The iPhone 11, released in 2019, is on the list of devices that will run iOS 27 when Apple's next phone operating system arrives this fall. That makes it eligible for an eighth consecutive year of software support, the longest window Apple has ever offered a handset, according to CNET's coverage of the WWDC 2026 announcement.
That timing matters because the cost of the alternative is climbing. Apple's entry-level new iPhone is now the iPhone 17E at $600, and several phone makers raised prices by up to roughly $200 across 2025 and 2026 as component costs and tariff concerns pushed through. A refurbished iPhone 11 with 256GB of storage was listed at around $209 on Amazon at the time of reporting.
For readers deciding whether to spend $600 on a new handset, $209 on a refurbished one, or nothing at all and keep the phone they already own, the longer support window is now a real input, not a footnote. A CNET poll of about 2,600 US adults found that more than 48% have considered buying a refurbished device, citing cost and high new-device prices. The poll is proprietary and self-reported, so the share is directional, not definitive, but it tracks with industry data.

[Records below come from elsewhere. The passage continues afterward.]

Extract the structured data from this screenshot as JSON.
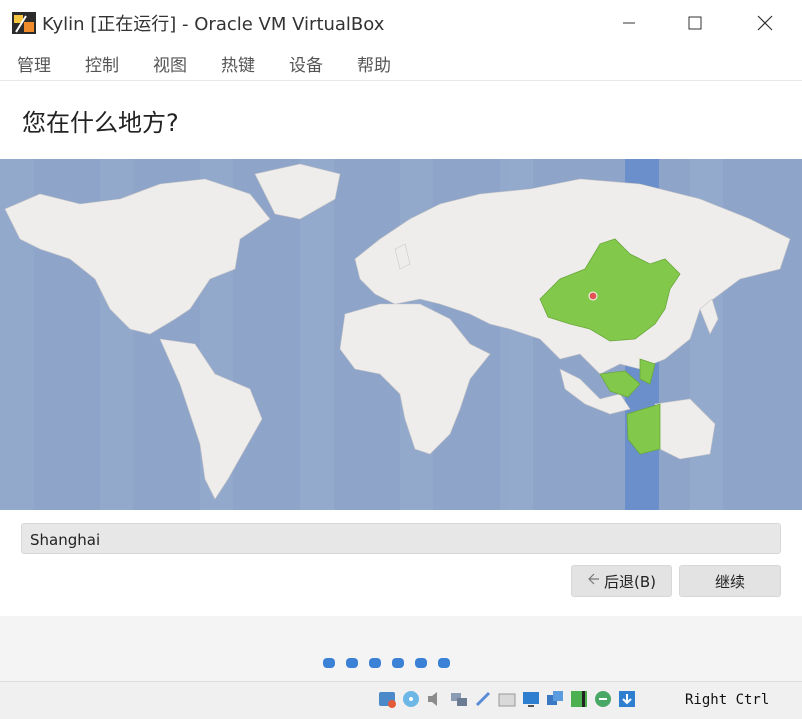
{
  "window": {
    "title": "Kylin [正在运行] - Oracle VM VirtualBox"
  },
  "menu": {
    "items": [
      "管理",
      "控制",
      "视图",
      "热键",
      "设备",
      "帮助"
    ]
  },
  "installer": {
    "heading": "您在什么地方?",
    "location_value": "Shanghai",
    "back_label": "后退(B)",
    "next_label": "继续",
    "progress_dots": 6
  },
  "status": {
    "host_key": "Right Ctrl"
  },
  "colors": {
    "ocean": "#8ea5c9",
    "land": "#efecec",
    "selected_country": "#82c84a",
    "timezone_band": "#6a8fca",
    "dot": "#3b82d6"
  }
}
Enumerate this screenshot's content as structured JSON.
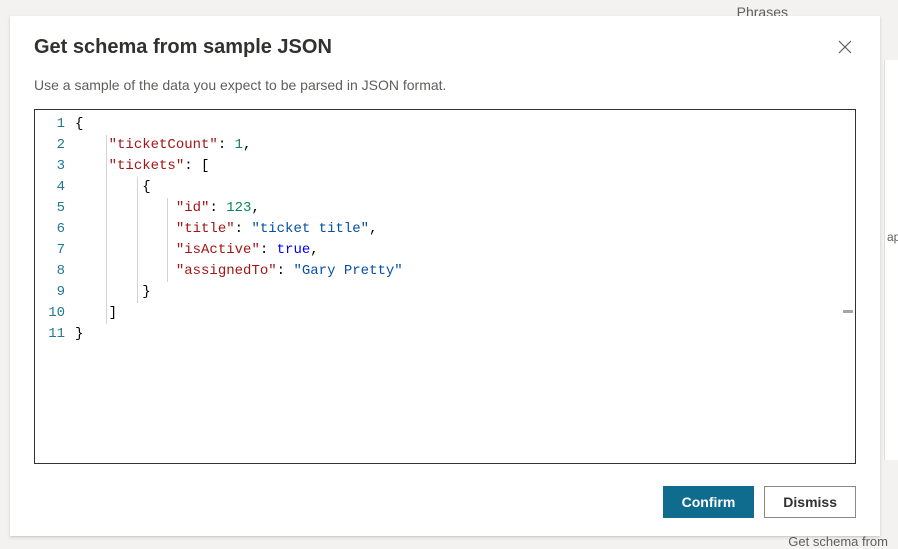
{
  "background": {
    "phrases_label": "Phrases",
    "sidebar_snippet": "ap",
    "getschema_label": "Get schema from"
  },
  "modal": {
    "title": "Get schema from sample JSON",
    "subtitle": "Use a sample of the data you expect to be parsed in JSON format."
  },
  "editor": {
    "line_numbers": [
      "1",
      "2",
      "3",
      "4",
      "5",
      "6",
      "7",
      "8",
      "9",
      "10",
      "11"
    ],
    "json_sample": {
      "ticketCount": 1,
      "tickets": [
        {
          "id": 123,
          "title": "ticket title",
          "isActive": true,
          "assignedTo": "Gary Pretty"
        }
      ]
    },
    "tokens": [
      [
        {
          "t": "brace",
          "v": "{"
        }
      ],
      [
        {
          "t": "pad",
          "v": "    "
        },
        {
          "t": "key",
          "v": "\"ticketCount\""
        },
        {
          "t": "colon",
          "v": ": "
        },
        {
          "t": "num",
          "v": "1"
        },
        {
          "t": "brace",
          "v": ","
        }
      ],
      [
        {
          "t": "pad",
          "v": "    "
        },
        {
          "t": "key",
          "v": "\"tickets\""
        },
        {
          "t": "colon",
          "v": ": "
        },
        {
          "t": "brace",
          "v": "["
        }
      ],
      [
        {
          "t": "pad",
          "v": "        "
        },
        {
          "t": "brace",
          "v": "{"
        }
      ],
      [
        {
          "t": "pad",
          "v": "            "
        },
        {
          "t": "key",
          "v": "\"id\""
        },
        {
          "t": "colon",
          "v": ": "
        },
        {
          "t": "num",
          "v": "123"
        },
        {
          "t": "brace",
          "v": ","
        }
      ],
      [
        {
          "t": "pad",
          "v": "            "
        },
        {
          "t": "key",
          "v": "\"title\""
        },
        {
          "t": "colon",
          "v": ": "
        },
        {
          "t": "str",
          "v": "\"ticket title\""
        },
        {
          "t": "brace",
          "v": ","
        }
      ],
      [
        {
          "t": "pad",
          "v": "            "
        },
        {
          "t": "key",
          "v": "\"isActive\""
        },
        {
          "t": "colon",
          "v": ": "
        },
        {
          "t": "bool",
          "v": "true"
        },
        {
          "t": "brace",
          "v": ","
        }
      ],
      [
        {
          "t": "pad",
          "v": "            "
        },
        {
          "t": "key",
          "v": "\"assignedTo\""
        },
        {
          "t": "colon",
          "v": ": "
        },
        {
          "t": "str",
          "v": "\"Gary Pretty\""
        }
      ],
      [
        {
          "t": "pad",
          "v": "        "
        },
        {
          "t": "brace",
          "v": "}"
        }
      ],
      [
        {
          "t": "pad",
          "v": "    "
        },
        {
          "t": "brace",
          "v": "]"
        }
      ],
      [
        {
          "t": "brace",
          "v": "}"
        }
      ]
    ]
  },
  "footer": {
    "confirm_label": "Confirm",
    "dismiss_label": "Dismiss"
  }
}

Counterpoint Research's October 2025 report on the pre-owned smartphone market said iPhone 12, 13, and 14 generations drove pre-owned sales growth in Africa, India, and Southeast Asia, while the US pre-owned market was flatter between 2024 and 2025 as replacement cycles lengthened and prices rose. The takeaway for 2026 is that the economics of holding a phone longer are now visible at both the consumer and the industry level.

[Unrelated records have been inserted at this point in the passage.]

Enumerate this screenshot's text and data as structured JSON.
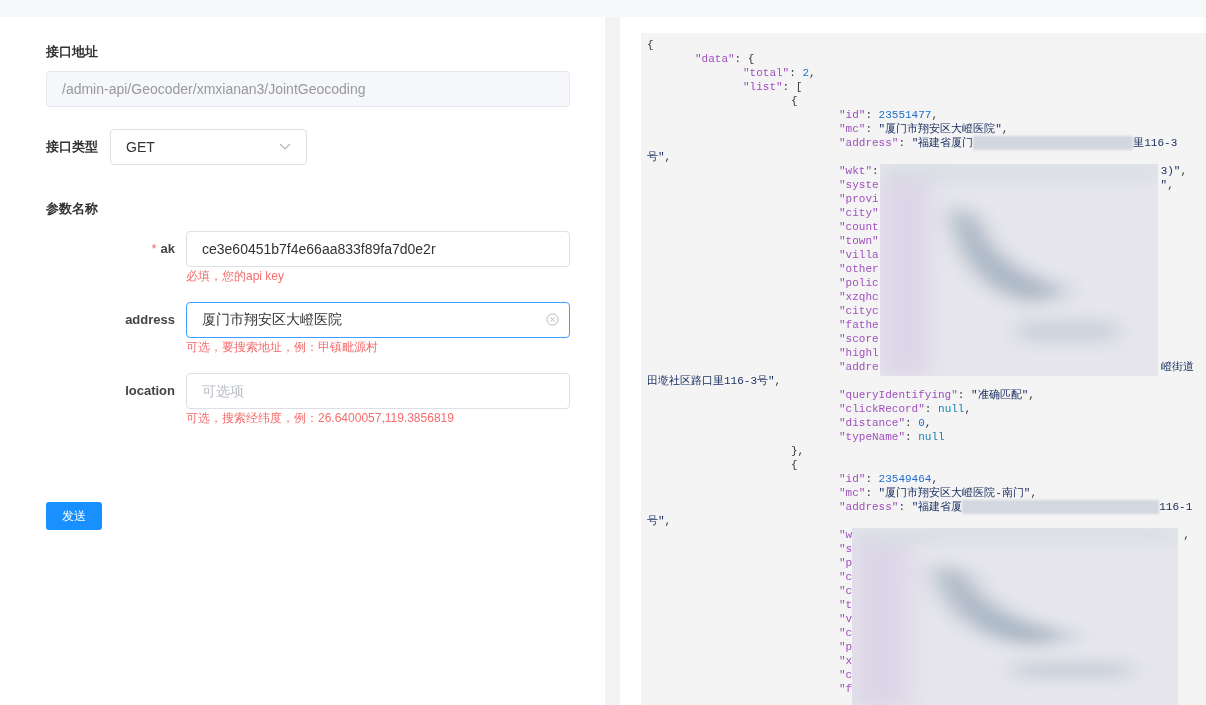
{
  "form": {
    "url": {
      "label": "接口地址",
      "value": "/admin-api/Geocoder/xmxianan3/JointGeocoding",
      "disabled": true
    },
    "method": {
      "label": "接口类型",
      "value": "GET"
    },
    "params_label": "参数名称",
    "required_mark": "*",
    "params": [
      {
        "label": "ak",
        "required": true,
        "value": "ce3e60451b7f4e66aa833f89fa7d0e2r",
        "focused": false,
        "hint": "必填，您的api key"
      },
      {
        "label": "address",
        "required": false,
        "value": "厦门市翔安区大嶝医院",
        "focused": true,
        "hint": "可选，要搜索地址，例：甲镇毗源村"
      },
      {
        "label": "location",
        "required": false,
        "placeholder": "可选项",
        "focused": false,
        "hint": "可选，搜索经纬度，例：26.6400057,119.3856819"
      }
    ],
    "submit": "发送"
  },
  "response": {
    "lines": [
      {
        "parts": [
          {
            "kind": "punct",
            "text": "{"
          }
        ],
        "children": [
          {
            "parts": [
              {
                "kind": "key",
                "text": "\"data\""
              },
              {
                "kind": "punct",
                "text": ": {"
              }
            ],
            "children": [
              {
                "parts": [
                  {
                    "kind": "key",
                    "text": "\"total\""
                  },
                  {
                    "kind": "punct",
                    "text": ": "
                  },
                  {
                    "kind": "num",
                    "text": "2"
                  },
                  {
                    "kind": "punct",
                    "text": ","
                  }
                ]
              },
              {
                "parts": [
                  {
                    "kind": "key",
                    "text": "\"list\""
                  },
                  {
                    "kind": "punct",
                    "text": ": ["
                  }
                ],
                "children": [
                  {
                    "parts": [
                      {
                        "kind": "punct",
                        "text": "{"
                      }
                    ],
                    "children": [
                      {
                        "parts": [
                          {
                            "kind": "key",
                            "text": "\"id\""
                          },
                          {
                            "kind": "punct",
                            "text": ": "
                          },
                          {
                            "kind": "num",
                            "text": "23551477"
                          },
                          {
                            "kind": "punct",
                            "text": ","
                          }
                        ]
                      },
                      {
                        "parts": [
                          {
                            "kind": "key",
                            "text": "\"mc\""
                          },
                          {
                            "kind": "punct",
                            "text": ": "
                          },
                          {
                            "kind": "str",
                            "text": "\"厦门市翔安区大嶝医院\""
                          },
                          {
                            "kind": "punct",
                            "text": ","
                          }
                        ]
                      },
                      {
                        "parts": [
                          {
                            "kind": "key",
                            "text": "\"address\""
                          },
                          {
                            "kind": "punct",
                            "text": ": "
                          },
                          {
                            "kind": "str",
                            "text": "\"福建省厦门"
                          },
                          {
                            "kind": "redacted"
                          },
                          {
                            "kind": "str",
                            "text": "里116-3"
                          }
                        ],
                        "wrap": [
                          {
                            "kind": "str",
                            "text": "号\""
                          },
                          {
                            "kind": "punct",
                            "text": ","
                          }
                        ]
                      },
                      {
                        "parts": [
                          {
                            "kind": "key",
                            "text": "\"wkt\""
                          },
                          {
                            "kind": "punct",
                            "text": ":"
                          },
                          {
                            "kind": "redacted"
                          },
                          {
                            "kind": "str",
                            "text": "3)\""
                          },
                          {
                            "kind": "punct",
                            "text": ","
                          }
                        ]
                      },
                      {
                        "parts": [
                          {
                            "kind": "key",
                            "text": "\"syste"
                          },
                          {
                            "kind": "redacted"
                          },
                          {
                            "kind": "str",
                            "text": "\""
                          },
                          {
                            "kind": "punct",
                            "text": ","
                          }
                        ]
                      },
                      {
                        "parts": [
                          {
                            "kind": "key",
                            "text": "\"provi"
                          }
                        ]
                      },
                      {
                        "parts": [
                          {
                            "kind": "key",
                            "text": "\"city\""
                          }
                        ]
                      },
                      {
                        "parts": [
                          {
                            "kind": "key",
                            "text": "\"count"
                          }
                        ]
                      },
                      {
                        "parts": [
                          {
                            "kind": "key",
                            "text": "\"town\""
                          }
                        ]
                      },
                      {
                        "parts": [
                          {
                            "kind": "key",
                            "text": "\"villa"
                          }
                        ]
                      },
                      {
                        "parts": [
                          {
                            "kind": "key",
                            "text": "\"other"
                          }
                        ]
                      },
                      {
                        "parts": [
                          {
                            "kind": "key",
                            "text": "\"polic"
                          }
                        ]
                      },
                      {
                        "parts": [
                          {
                            "kind": "key",
                            "text": "\"xzqhc"
                          }
                        ]
                      },
                      {
                        "parts": [
                          {
                            "kind": "key",
                            "text": "\"cityc"
                          }
                        ]
                      },
                      {
                        "parts": [
                          {
                            "kind": "key",
                            "text": "\"fathe"
                          }
                        ]
                      },
                      {
                        "parts": [
                          {
                            "kind": "key",
                            "text": "\"score"
                          }
                        ]
                      },
                      {
                        "parts": [
                          {
                            "kind": "key",
                            "text": "\"highl"
                          }
                        ]
                      },
                      {
                        "parts": [
                          {
                            "kind": "key",
                            "text": "\"addre"
                          },
                          {
                            "kind": "redacted"
                          },
                          {
                            "kind": "str",
                            "text": "嶝街道"
                          }
                        ],
                        "wrap": [
                          {
                            "kind": "str",
                            "text": "田墘社区路口里116-3号\""
                          },
                          {
                            "kind": "punct",
                            "text": ","
                          }
                        ]
                      },
                      {
                        "parts": [
                          {
                            "kind": "key",
                            "text": "\"queryIdentifying\""
                          },
                          {
                            "kind": "punct",
                            "text": ": "
                          },
                          {
                            "kind": "str",
                            "text": "\"准确匹配\""
                          },
                          {
                            "kind": "punct",
                            "text": ","
                          }
                        ]
                      },
                      {
                        "parts": [
                          {
                            "kind": "key",
                            "text": "\"clickRecord\""
                          },
                          {
                            "kind": "punct",
                            "text": ": "
                          },
                          {
                            "kind": "null",
                            "text": "null"
                          },
                          {
                            "kind": "punct",
                            "text": ","
                          }
                        ]
                      },
                      {
                        "parts": [
                          {
                            "kind": "key",
                            "text": "\"distance\""
                          },
                          {
                            "kind": "punct",
                            "text": ": "
                          },
                          {
                            "kind": "num",
                            "text": "0"
                          },
                          {
                            "kind": "punct",
                            "text": ","
                          }
                        ]
                      },
                      {
                        "parts": [
                          {
                            "kind": "key",
                            "text": "\"typeName\""
                          },
                          {
                            "kind": "punct",
                            "text": ": "
                          },
                          {
                            "kind": "null",
                            "text": "null"
                          }
                        ]
                      }
                    ]
                  },
                  {
                    "parts": [
                      {
                        "kind": "punct",
                        "text": "},"
                      }
                    ]
                  },
                  {
                    "parts": [
                      {
                        "kind": "punct",
                        "text": "{"
                      }
                    ],
                    "children": [
                      {
                        "parts": [
                          {
                            "kind": "key",
                            "text": "\"id\""
                          },
                          {
                            "kind": "punct",
                            "text": ": "
                          },
                          {
                            "kind": "num",
                            "text": "23549464"
                          },
                          {
                            "kind": "punct",
                            "text": ","
                          }
                        ]
                      },
                      {
                        "parts": [
                          {
                            "kind": "key",
                            "text": "\"mc\""
                          },
                          {
                            "kind": "punct",
                            "text": ": "
                          },
                          {
                            "kind": "str",
                            "text": "\"厦门市翔安区大嶝医院-南门\""
                          },
                          {
                            "kind": "punct",
                            "text": ","
                          }
                        ]
                      },
                      {
                        "parts": [
                          {
                            "kind": "key",
                            "text": "\"address\""
                          },
                          {
                            "kind": "punct",
                            "text": ": "
                          },
                          {
                            "kind": "str",
                            "text": "\"福建省厦"
                          },
                          {
                            "kind": "redacted"
                          },
                          {
                            "kind": "str",
                            "text": "116-1"
                          }
                        ],
                        "wrap": [
                          {
                            "kind": "str",
                            "text": "号\""
                          },
                          {
                            "kind": "punct",
                            "text": ","
                          }
                        ]
                      },
                      {
                        "parts": [
                          {
                            "kind": "key",
                            "text": "\"w"
                          },
                          {
                            "kind": "redacted"
                          },
                          {
                            "kind": "punct",
                            "text": ","
                          }
                        ]
                      },
                      {
                        "parts": [
                          {
                            "kind": "key",
                            "text": "\"s"
                          }
                        ]
                      },
                      {
                        "parts": [
                          {
                            "kind": "key",
                            "text": "\"p"
                          }
                        ]
                      },
                      {
                        "parts": [
                          {
                            "kind": "key",
                            "text": "\"c"
                          }
                        ]
                      },
                      {
                        "parts": [
                          {
                            "kind": "key",
                            "text": "\"c"
                          }
                        ]
                      },
                      {
                        "parts": [
                          {
                            "kind": "key",
                            "text": "\"t"
                          }
                        ]
                      },
                      {
                        "parts": [
                          {
                            "kind": "key",
                            "text": "\"v"
                          }
                        ]
                      },
                      {
                        "parts": [
                          {
                            "kind": "key",
                            "text": "\"c"
                          }
                        ]
                      },
                      {
                        "parts": [
                          {
                            "kind": "key",
                            "text": "\"p"
                          }
                        ]
                      },
                      {
                        "parts": [
                          {
                            "kind": "key",
                            "text": "\"x"
                          }
                        ]
                      },
                      {
                        "parts": [
                          {
                            "kind": "key",
                            "text": "\"c"
                          }
                        ]
                      },
                      {
                        "parts": [
                          {
                            "kind": "key",
                            "text": "\"f"
                          }
                        ]
                      }
                    ]
                  }
                ]
              }
            ]
          }
        ]
      }
    ]
  }
}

The support window is real, but partial. The iPhone 11 is expected to receive iOS 27, including security patches, but it is unlikely to gain the Apple Intelligence feature set: Apple's collection of on-device and cloud-assisted AI tools that include smarter writing assistance, image generation, and a more capable Siri. Owners who care about those features will need a newer device, and Apple's choice to gate them by hardware is itself a reason to consider an upgrade, or to weigh the trade-off directly.

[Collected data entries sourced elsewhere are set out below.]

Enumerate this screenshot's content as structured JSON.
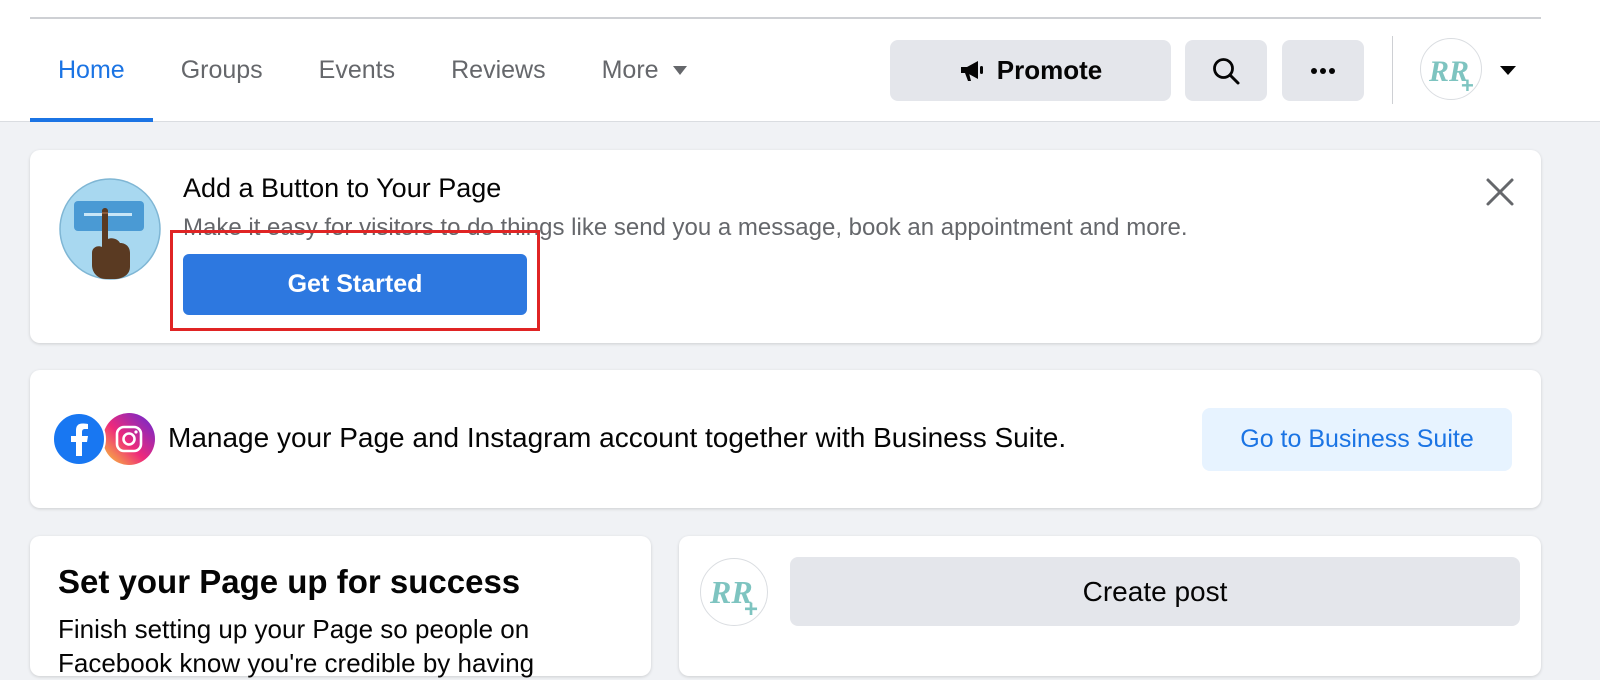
{
  "nav": {
    "tabs": [
      {
        "label": "Home",
        "active": true
      },
      {
        "label": "Groups",
        "active": false
      },
      {
        "label": "Events",
        "active": false
      },
      {
        "label": "Reviews",
        "active": false
      },
      {
        "label": "More",
        "active": false
      }
    ],
    "promote_label": "Promote",
    "search_icon": "search-icon",
    "more_icon": "ellipsis-icon",
    "avatar_text": "RR+"
  },
  "add_button_card": {
    "title": "Add a Button to Your Page",
    "description": "Make it easy for visitors to do things like send you a message, book an appointment and more.",
    "cta_label": "Get Started"
  },
  "business_suite_card": {
    "text": "Manage your Page and Instagram account together with Business Suite.",
    "button_label": "Go to Business Suite"
  },
  "success_card": {
    "title": "Set your Page up for success",
    "description": "Finish setting up your Page so people on Facebook know you're credible by having"
  },
  "post_card": {
    "create_post_label": "Create post",
    "avatar_text": "RR+"
  },
  "colors": {
    "accent": "#1b74e4",
    "button_primary": "#2d78e0",
    "highlight": "#e02424",
    "background": "#f0f2f5"
  }
}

There is also a quieter consequence. Eight years of iOS updates makes it harder, not easier, to leave the iPhone ecosystem. The longer a device keeps working, the more apps, accessories, iMessage threads, and family-shared services accumulate around it. Apple has shown it can keep even older devices functional for narrow purposes. In January 2026, the company shipped a small iOS 12 update to keep iMessage and FaceTime working on devices as old as the 2013 iPhone 5S, per 9to5Mac. That is a separate gesture from a full update program, but it sets a baseline expectation.
Pressure on Apple to behave more like a platform than a walled garden is also growing. The European Union's Digital Markets Act has pushed Apple toward richer cross-platform messaging, easier eSIM portability between phones, and App Store sideloading inside the EU. Those changes raise the cost of switching away from an iPhone in some respects, while lowering it in others, depending on the user.
For now, the practical question for a reader is narrow. If the current phone is an iPhone 11, it will keep getting security and feature updates for at least one more year, with the caveat that Apple's newest AI features will not arrive on it. If the next phone is a refurbished 11, the same is true. If the next phone is a new iPhone 17E, the entry price is $600 before taxes and carrier credits, and the device will be eligible for the full Apple Intelligence feature set from day one.
The longer the support window, the harder it is to argue that an older iPhone is obsolete. The harder it is to leave, the more the reader's choice, between spending, holding, or buying used, starts to look like a long-term bet on the ecosystem itself, not just a device.